When Frank Vignola was asked to put together a team for what will hopefully be the first of a long run of guitar nights at New York’s Cutting Room, he called “all of the Italian guitar players I could get,” he said with a wink at the club on the evening of June 3. These weren’t just any “Italian guitar players” though. First, there was Vinny Raniolo, Vignola’s longtime musical partner.

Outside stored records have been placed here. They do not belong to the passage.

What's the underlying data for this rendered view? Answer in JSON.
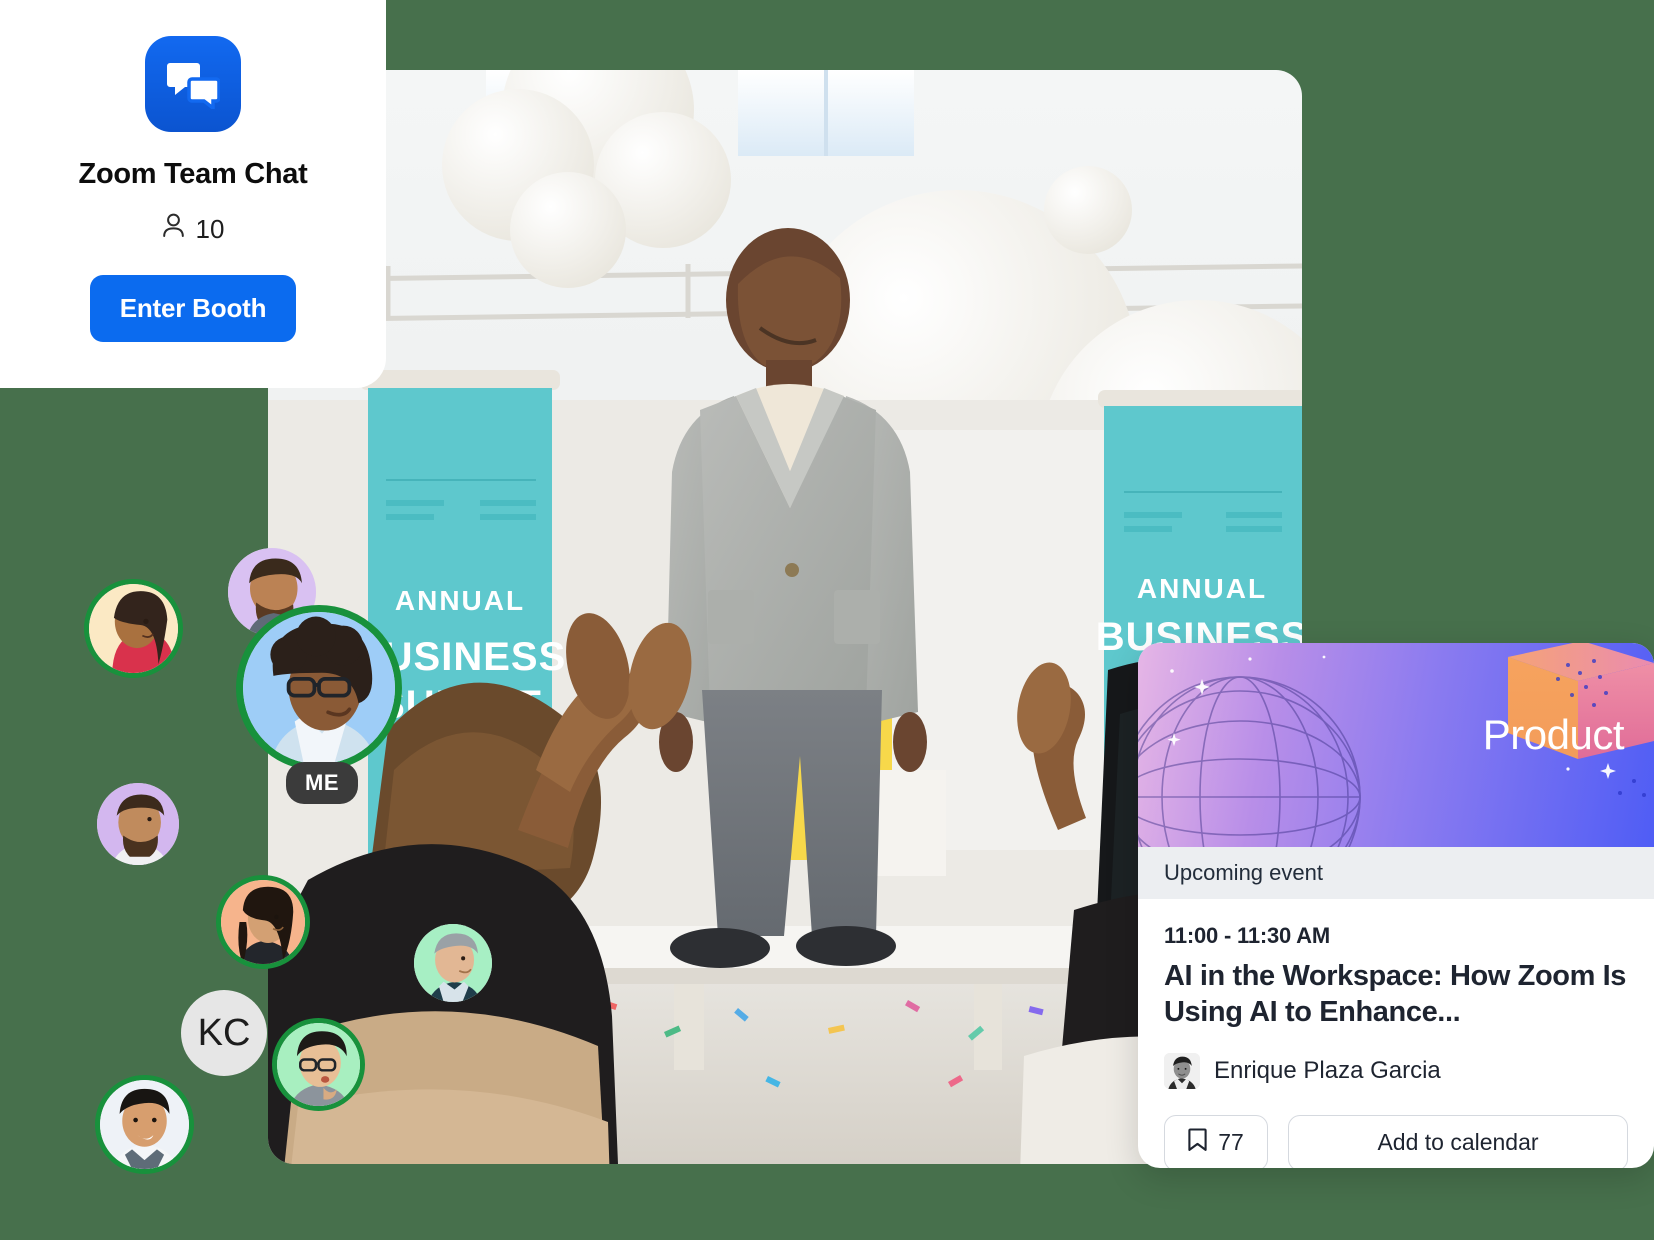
{
  "theme": {
    "page_background": "#47704c",
    "brand_blue": "#0b6bef",
    "presence_green": "#18913c",
    "card_white": "#ffffff",
    "band_grey": "#eceef1",
    "text_dark": "#1e2430"
  },
  "booth_card": {
    "logo_icon": "zoom-team-chat-icon",
    "title": "Zoom Team Chat",
    "people_icon": "person-icon",
    "attendee_count": "10",
    "enter_button_label": "Enter Booth"
  },
  "stage": {
    "photo_alt": "conference-stage-speaker-photo",
    "banner_left_line1": "ANNUAL",
    "banner_left_line2": "BUSINESS",
    "banner_right_line1": "ANNUAL",
    "banner_right_line2": "BUSINESS"
  },
  "participants": [
    {
      "name": "avatar-participant-1",
      "initials": "",
      "bg": "#fbe9c4",
      "active": true
    },
    {
      "name": "avatar-participant-2",
      "initials": "",
      "bg": "#d9c1f2",
      "active": false
    },
    {
      "name": "avatar-self",
      "initials": "",
      "bg": "#9ecdf7",
      "active": true,
      "badge": "ME"
    },
    {
      "name": "avatar-participant-3",
      "initials": "",
      "bg": "#d3b7ef",
      "active": false
    },
    {
      "name": "avatar-participant-4",
      "initials": "",
      "bg": "#f6b48c",
      "active": true
    },
    {
      "name": "avatar-participant-5",
      "initials": "",
      "bg": "#a7efc4",
      "active": false
    },
    {
      "name": "avatar-participant-kc",
      "initials": "KC",
      "bg": "#e6e6e6",
      "active": false
    },
    {
      "name": "avatar-participant-6",
      "initials": "",
      "bg": "#a8efc0",
      "active": true
    },
    {
      "name": "avatar-participant-7",
      "initials": "",
      "bg": "#eef2f7",
      "active": true
    }
  ],
  "self_badge_label": "ME",
  "initials_badge_label": "KC",
  "event_card": {
    "hero_label": "Product",
    "hero_globe_icon": "globe-wireframe-icon",
    "hero_cube_icon": "cube-3d-icon",
    "status_band": "Upcoming event",
    "time": "11:00 - 11:30 AM",
    "title": "AI in the Workspace: How Zoom Is Using AI to Enhance...",
    "speaker_name": "Enrique Plaza Garcia",
    "speaker_avatar_icon": "speaker-portrait-icon",
    "bookmark_icon": "bookmark-icon",
    "bookmark_count": "77",
    "add_to_calendar_label": "Add to calendar"
  }
}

The two of them together are a force of nature: superior, simpatico, entertaining players with a wide-ranging repertoire and off-the-charts facility.
But what made this surprisingly sparsely attended show one for the books was the inclusion of the pair’s two special guests: Al Caiola, 93, and Bucky Pizzarelli, 88. Each of these musicians is still remarkably articulate on his instrument: Whether playing solo, in duets or as part of the all-guitar quartet (no rhythm section needed), they were delightful to watch and hear.
Caiola is rarely seen in a live setting, at least these days. A legendary studio session player and recording artist under his own name, he is best known for his work in TV and film in the ’60s (“The Magnificent Seven,” “Bonanza,” the latter played this evening). His credits are a mile long-his guitar graced releases by everyone from Buddy Holly to Herbie Hancock, Simon and Garfunkel to Tony Bennett-but he’s known more as a sideman/accompanist than frontman. Pizzarelli, on the other hand, has always been ubiquitous, performing in concert settings regularly as well as on countless recordings.
Together, seated onstage, the four musicians wasted no time showing that, despite the years (Vignola is 48, Raniolo 30), there would be no generation gap getting in the way. Opening with an easygoing standard, “If I Had You,” trading solos and syncing rhythmically, they established right off the bat that they’d keep things loose but lively in this cozy room. For “Limehouse Blues,” the ’20s standard, Vignola took the first solo-Djanogo-esque, crystalline and carefully considered-then handed things over to Raniolo, who gave the melody a bluesy, lyrical turn. All hell broke loose when the quartet turned up the velocity, and if anyone expected the two senior citizens involved to have trouble keeping up they were undoubtedly in for a surprise-these two guys are sharp and Pizzarelli, for one, positively rocked.
A pair of lighter tunes, Antonio Carlos Jobim’s “Wave” and the ’30s ballad “These Foolish Things Remind Me of You,” were stocked with nuanced, distinctive voicings that meshed so naturally you’d never know this was the first and only time these four had shared a stage. In “Cherokee,” the final song of the set before an encore of the standard “Undecided,” the guitarists engaged in simultaneous solos that each followed its own melodic whims yet somehow dovetailed harmonically with the other three.
Unaccompanied solos provided insight into the individuals’ particular strengths and duets emphasized the players’ ability to bring out the best in one another: Caiola’s workup of “Tenderly” was appropriately gentle, and when Pizzarelli jumped in to support him with understated support chords he added a whole other level of texture. And there was a fine example of what Vignola and Raniolo do on the road 200 nights a year: a medley, featuring just the two of them, that encompassed all sorts of theoretically incompatible melodies and eventually sidetracked into a snippet of Led Zeppelin’s “Stairway to Heaven”-not to mention a volley of hilarious one-liners (most about crappy hotel rooms) that suggested the pair could have a career in standup if they ever get tired of being virtuoso guitarists.
With folks like Al Caiola and Bucky Pizzarelli serving as inspirations though, don’t expect that to happen for another 40 or 50 years.